As more states legalize adult-use and medical cannabis sales, more companies want specialized facilities to cultivate, package, and process their products. This has opened up a big opportunity for construction firms.
“This is an industry that is evolving and the construction is evolving along with that process,” said Andy Poticha of Cannabis Facility Construction. “Many of these people know how to grow a few plants but they don’t necessarily know what it’s like to grow, you know, ten fifteen, twenty, thirty thousand square feet of canopy of plants, and what goes into a job, to taking care of those on that scale.”
Although the rules vary state by state, dispensaries often require extensive security, while cultivation facilities require close attention to room size, shape, air flow, and lighting.
Poticha’s company recently completed work on a trio of dispensaries in Massachusetts, Michigan, and Missouri on behalf of Justice Cannabis.
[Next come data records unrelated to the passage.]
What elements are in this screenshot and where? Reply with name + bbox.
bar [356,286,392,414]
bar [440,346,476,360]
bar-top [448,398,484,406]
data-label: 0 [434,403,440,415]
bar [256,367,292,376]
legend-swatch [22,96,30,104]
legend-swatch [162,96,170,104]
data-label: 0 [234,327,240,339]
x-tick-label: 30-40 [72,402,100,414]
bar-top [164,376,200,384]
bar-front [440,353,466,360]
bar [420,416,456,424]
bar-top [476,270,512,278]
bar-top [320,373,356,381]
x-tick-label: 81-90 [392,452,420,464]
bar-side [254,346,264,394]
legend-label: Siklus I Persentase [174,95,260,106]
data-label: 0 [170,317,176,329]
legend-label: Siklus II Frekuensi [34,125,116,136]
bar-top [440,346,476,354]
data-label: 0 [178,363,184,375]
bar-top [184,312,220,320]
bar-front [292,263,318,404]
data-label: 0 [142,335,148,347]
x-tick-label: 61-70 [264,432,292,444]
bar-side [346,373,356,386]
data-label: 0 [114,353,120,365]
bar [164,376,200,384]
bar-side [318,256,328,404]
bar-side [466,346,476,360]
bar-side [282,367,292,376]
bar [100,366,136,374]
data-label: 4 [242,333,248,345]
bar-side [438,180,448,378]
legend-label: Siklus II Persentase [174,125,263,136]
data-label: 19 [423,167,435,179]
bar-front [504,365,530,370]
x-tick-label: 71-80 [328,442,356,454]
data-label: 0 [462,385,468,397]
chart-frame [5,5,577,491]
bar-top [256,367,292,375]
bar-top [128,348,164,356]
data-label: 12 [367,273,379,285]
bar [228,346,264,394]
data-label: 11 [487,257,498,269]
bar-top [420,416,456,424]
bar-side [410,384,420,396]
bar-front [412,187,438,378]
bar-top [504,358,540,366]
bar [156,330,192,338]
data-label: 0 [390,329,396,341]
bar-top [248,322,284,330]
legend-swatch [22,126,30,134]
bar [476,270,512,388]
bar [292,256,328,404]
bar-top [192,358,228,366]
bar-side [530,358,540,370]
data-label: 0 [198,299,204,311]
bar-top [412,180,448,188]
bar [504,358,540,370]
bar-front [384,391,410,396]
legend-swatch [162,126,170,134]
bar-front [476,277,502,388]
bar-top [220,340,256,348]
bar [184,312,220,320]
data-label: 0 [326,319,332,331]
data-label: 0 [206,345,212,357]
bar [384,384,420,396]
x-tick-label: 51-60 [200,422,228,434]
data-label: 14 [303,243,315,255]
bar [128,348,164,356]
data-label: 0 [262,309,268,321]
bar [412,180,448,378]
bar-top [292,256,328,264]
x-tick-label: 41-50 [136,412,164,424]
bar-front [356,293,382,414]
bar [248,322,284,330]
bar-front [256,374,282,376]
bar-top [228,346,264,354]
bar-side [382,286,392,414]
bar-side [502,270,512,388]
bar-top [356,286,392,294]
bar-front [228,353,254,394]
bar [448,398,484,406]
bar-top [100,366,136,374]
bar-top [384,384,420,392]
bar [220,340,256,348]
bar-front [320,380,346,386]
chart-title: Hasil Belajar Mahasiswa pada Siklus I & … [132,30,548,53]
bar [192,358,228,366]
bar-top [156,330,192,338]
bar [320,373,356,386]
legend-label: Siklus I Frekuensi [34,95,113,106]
A few years ago, Illinois-based cannabis company Grassroots reached out to Poticha to build a few dispensaries. Later, cannabis giant Curaleaf acquired Grassroots giving CFC an opportunity to expand to other states.
“They said to us, we know we don’t know what we’re doing in this space, and we’re pretty sure you don’t know what you’re doing in the space, but we’ll figure it out together because you’re a trusted design-build partner,” said Poticha. “They decided to become an MSO and took us along with him for the ride. So over the course of the last six years, we’ve done over 70 projects in twelve states.”
CFC is a subsidiary of Mosaic, which also does construction for more traditional commercial properties, residential work. Poticha’s experience with this work, specifically high-end residential work in old structures that are still occupied, has made cannabis construction seem a lot easier than it could be.
“In most cases when we’re talking about existing buildings, we’re basically building a building within a building,” he said. “We’re building an environment with an existing shell and you know, that’s much easier to do than having to work around things while remodeling a structure of any kind.”
Now that CFC has worked with local regulators in 12 states, dealing with zoning rules has become easier in general, as more and more communities allow legal cannabis facilities.
“I think that there were absolutely some jurisdictions out there that really didn’t care for the fact that they had cannabis in their community. I’m not so sure that some of that didn’t influence some of the comments that we had and some of the questioning [from officials] that we had but at the end of the day as long as it’s in the rule book, we have to abide by it.”
Poticha specifically praised authorities in Massachusetts for being willing to work with his company on construction projects.
“The state commission actually called us up and had some questions for me, with regards to how they might be able to improve restrictions and be more clear as to what would be required for best practices when it came to facilities, which I thought was great,” he said. “They were looking for a collaborative approach with people that actually know the engine and people that are actually working in the industry so that you could have practical solutions to real life scenarios.”